La HEM de Neuchâtel accueille des Italiens, des Espagnols, des Portugais, des Polonais, occasionnellement un Grec ou un Kazakh, rarement des Anglais ou Américains, mais surtout un grand nombre de Français, et pratiquement aucun Allemand. Ces statistiques reflètent en réalité la situation de l'offre de formation dans ces différents pays; ainsi, les Allemands (nos «Hautes Ecoles de Musique» sont en fait une adaptation du modèle des «Musikhochschulen» allemandes) ont tout ce qu'il leur faut chez eux. En revanche, les Français sont en ce moment dans une situation difficile: avec le passage au fameux «Système de Bologne», une partie de leurs conservatoires ont fortement perdu en attractivité. Ces conservatoires, précédemment appelés «CNR» (Conservatoire National de Région), souvent de qualité remarquable, formaient jusqu'ici des musiciens qui pouvaient accéder au plus haut niveau de la carrière musicale, comme membre des plus grands orchestres, comme solistes ou comme enseignants de classes professionnelles. Mais pour des raisons politiques, ils n'ont pas réussi à entrer dans le système de Bologne, et ne sont pas accrédités pour délivrer des «bachelors» et des «masters», titres qui sont de plus en plus demandés à un jeune musicien professionnel. Il y a quelques années, ils ont été rebaptisés «CRR» (Conservatoire à Rayonnement Régional), marquant -- le fait n'avait sans doute pas été bien compris à l'époque -- la volonté de l'Etat de s'en désengager. Restent les Conservatoires Nationaux Supérieurs de Musique (CNSM) de Paris et de Lyon, qui peuvent, eux, délivrer de tels titres de «bachelor» et de «master». Mais le problème: ces deux écoles prestigieuses ne disposent au total que de 1900 places (1300 et 600 respectivement), pour un bassin de population de 60 millions d'habitants. Que l'on compare ces chiffres avec ceux de la Suisse: les deux HEM romandes (Genève et Lausanne, avec leurs antennes de Neuchâtel, Fribourg et Sion) proposent 1100 places, pour un bassin de population de 2 millions d'habitants! Le calcul est vite fait, et on comprend facilement l'afflux massif de jeunes artistes provenant de France; leur nombre a d'ailleurs permis de faire monter spectaculairement le niveau des concours d'admission.

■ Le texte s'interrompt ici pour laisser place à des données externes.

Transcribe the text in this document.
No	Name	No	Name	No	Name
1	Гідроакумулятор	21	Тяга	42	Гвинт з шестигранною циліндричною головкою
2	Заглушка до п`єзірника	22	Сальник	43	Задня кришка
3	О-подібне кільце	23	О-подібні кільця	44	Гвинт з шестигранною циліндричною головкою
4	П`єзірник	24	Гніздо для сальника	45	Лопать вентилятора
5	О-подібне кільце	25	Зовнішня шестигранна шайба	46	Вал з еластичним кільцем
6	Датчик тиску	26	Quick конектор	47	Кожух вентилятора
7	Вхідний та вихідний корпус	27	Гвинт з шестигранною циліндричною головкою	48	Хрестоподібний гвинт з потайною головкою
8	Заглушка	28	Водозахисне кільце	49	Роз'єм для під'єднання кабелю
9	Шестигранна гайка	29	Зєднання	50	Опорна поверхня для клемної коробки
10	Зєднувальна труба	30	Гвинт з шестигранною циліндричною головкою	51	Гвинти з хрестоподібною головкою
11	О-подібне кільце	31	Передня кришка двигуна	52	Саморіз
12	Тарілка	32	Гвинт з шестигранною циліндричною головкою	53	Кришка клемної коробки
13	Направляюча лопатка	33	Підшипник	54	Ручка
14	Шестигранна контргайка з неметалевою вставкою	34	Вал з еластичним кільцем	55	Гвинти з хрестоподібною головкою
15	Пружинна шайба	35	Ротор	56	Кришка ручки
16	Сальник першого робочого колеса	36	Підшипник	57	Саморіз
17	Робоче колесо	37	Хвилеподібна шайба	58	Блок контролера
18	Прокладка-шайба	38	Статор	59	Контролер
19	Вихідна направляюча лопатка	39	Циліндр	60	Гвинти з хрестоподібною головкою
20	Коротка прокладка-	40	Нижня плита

J'en viens à un autre point, qui nous donne des raisons d'être optimistes: nombre de ces jeunes artistes choisissent en effet de continuer leur carrière chez nous. Tous bien sûr ne restent pas, de même que nos Suisses partis à l'étranger, pour une bonne part, nous reviennent finalement. Néanmoins, confrontés aux difficultés que rencontrent de jeunes artistes dans leur pays d'origine, nombreux sont ceux qui sont tentés d'offrir ici ce qu'ils ont de meilleur. Ainsi, parmi les enseignants actuels de la HEM de Neuchâtel, se trouvent des Suisses qui, pratiquement tous, ont effectué une partie de leurs études à l'étranger; et des étrangers (un Espagnol, deux Argentins, un Anglais, un Italien, un Polonais, deux Russes...) qui, pour une part, ont été formés en Suisse, et ont choisi d'y rester (plusieurs ont aujourd'hui la nationalité suisse d'ailleurs). Les HEM romandes, et celle de Neuchâtel en particulier, ne «pédalent» donc pas dans le vide en formant des artistes qui seront immédiatement réexportés. La réalité est bien différente. J'ajouterai même qu'un certain nombre de nos anciens étudiants ou étudiantes ont fondé une famille ici, et que leurs enfants parlent déjà avec l'accent neuchâtelois!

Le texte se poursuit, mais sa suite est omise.